My Fafnir, though, is a particular kind of dragon/lindworm, in a lineage that goes back through Maur and Smaug (and then to Fafnir before that; it’s a circle.)

What had always appealed to, and terrified, me about both Smaug and, especially, Maur, was how dangerous it was to kill them. Not to fight them — well, that too — but to kill them. If you kill that sort of dragon, you enter into a relationship with it that is not like anything else, a lonely kinship, and you bear the burden of that the rest of your life. Sometimes the burden is externalized as a cursed hoard, but it’s deeper than that, I think: to kill an ancient, solitary dragon means understanding a dragon, which means understanding what it is to be old — not just in one’s own body but to come apparently late in the history of one’s world — and to be fundamentally alone. Even more creepy, to me, was that both Smaug and Maur, whether in reality or through illusions, seemed to be aware of their role, to accept that their purpose was to provide the people who came to kill them (or even to talk to them) with a kind of wisdom that would make them lonely for the rest of their lives. They sat around for centuries waiting for this to happen. Eating and hoarding was what they did to pass the time and show the world they needed to be killed, but that was too simple to be their only goal; they were intelligent, patient, knowledgable creatures, playing their part in a ritual they almost seemed to welcome. That is what scared me about them most of all.
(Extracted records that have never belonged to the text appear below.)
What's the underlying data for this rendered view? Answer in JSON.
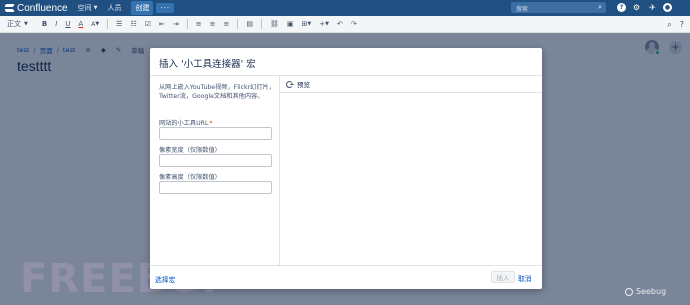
{
  "topnav": {
    "logo": "Confluence",
    "spaces": "空间",
    "people": "人员",
    "create": "创建",
    "more": "···",
    "search_placeholder": "搜索",
    "icons": [
      "search-icon",
      "help-icon",
      "notifications-icon",
      "feedback-icon",
      "user-icon"
    ]
  },
  "toolbar": {
    "style_select": "正文",
    "bold": "B",
    "italic": "I",
    "underline": "U",
    "color": "A",
    "more_format": "A",
    "icons": [
      "bullet-list-icon",
      "numbered-list-icon",
      "task-list-icon",
      "outdent-icon",
      "indent-icon",
      "align-left-icon",
      "align-center-icon",
      "align-right-icon",
      "page-layout-icon",
      "link-icon",
      "image-icon",
      "table-icon",
      "insert-more-icon",
      "undo-icon",
      "redo-icon",
      "find-icon",
      "help-icon"
    ]
  },
  "page": {
    "breadcrumb": [
      "test",
      "页面",
      "test"
    ],
    "restrictions": "草稿",
    "title": "testttt"
  },
  "dialog": {
    "title": "插入 '小工具连接器' 宏",
    "intro": "从网上嵌入YouTube视频，Flickr幻灯片，Twitter流，Google文档和其他内容。",
    "url_label": "网站的小工具URL",
    "url_required": "*",
    "url_value": "",
    "width_label": "像素宽度（仅限数值）",
    "width_value": "",
    "height_label": "像素高度（仅限数值）",
    "height_value": "",
    "preview_label": "预览",
    "select_macro": "选择宏",
    "insert": "插入",
    "cancel": "取消"
  },
  "watermarks": {
    "left": "FREEBUF",
    "right": "Seebug"
  }
}
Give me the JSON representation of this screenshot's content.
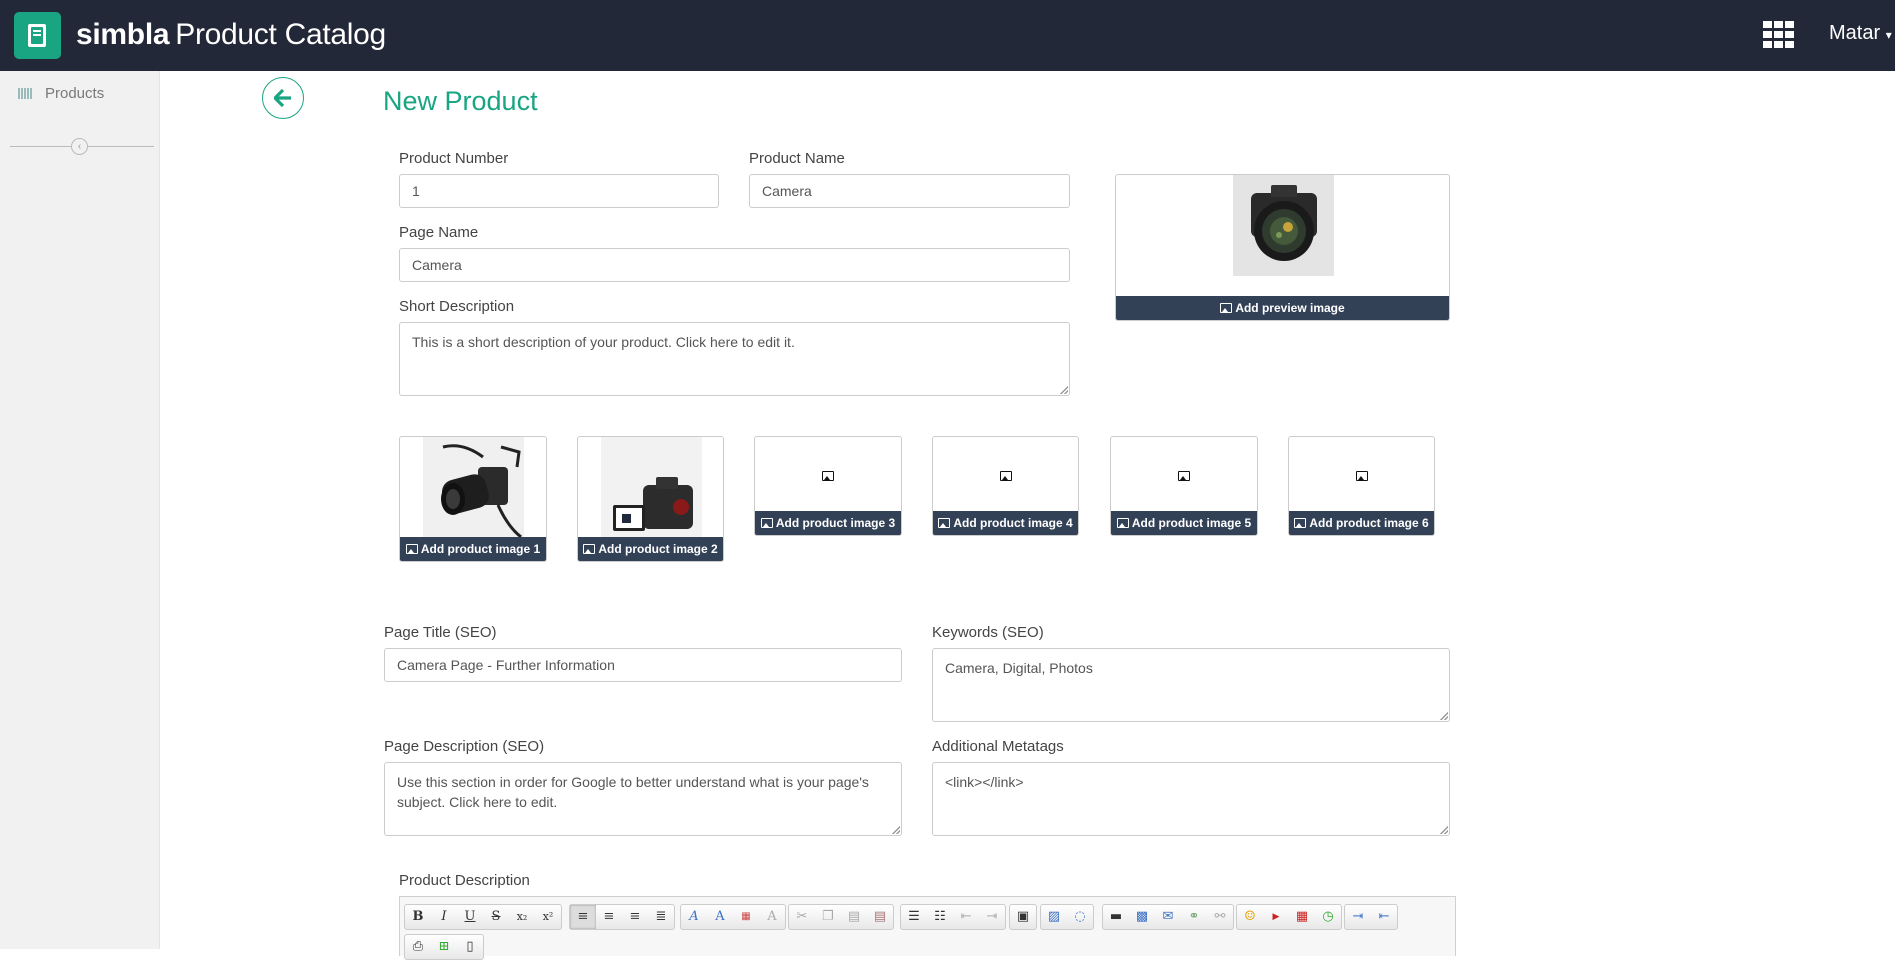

There is never any question, from the point of view of the story or even of the dragon, that killing this sort of dragon is the heroic thing to do. They are evil, a blight on the world. But the hero has to pass through fire and conversation; they have to see themselves as they truly are, and accept their own fundamental impermanence before they can go listen to the now-hollow accolades of the people they’ve saved. Maria Dahvana Headley’s translation of Beowulf describes him as he faces the dragon:

The famous warrior was, for the first time, naked … loaded into a rattling cart and exiled to a dark country….

Whether symbolically or otherwise, both parties, the hero and the dragon, won’t make it out of the fight as they went in. Another piece from Maria Dahvana Headley’s Beowulf:

First, the dragon killed the king, then the king killed the dragon. Maybe a man’s mighty, maybe he’s known to all as a warrior, but death has his number.

Some story patterns get under my skin and this is, obviously, one of them. One of the reasons I loved The Hero and the Crown was that it explores not only how a woman kills a dragon when necessary, but how she changes herself into a dragonslayer, which requires seeing herself and her world in new ways.

Anyway, that’s the reason for the little nods to McKinley in The Valkyrie!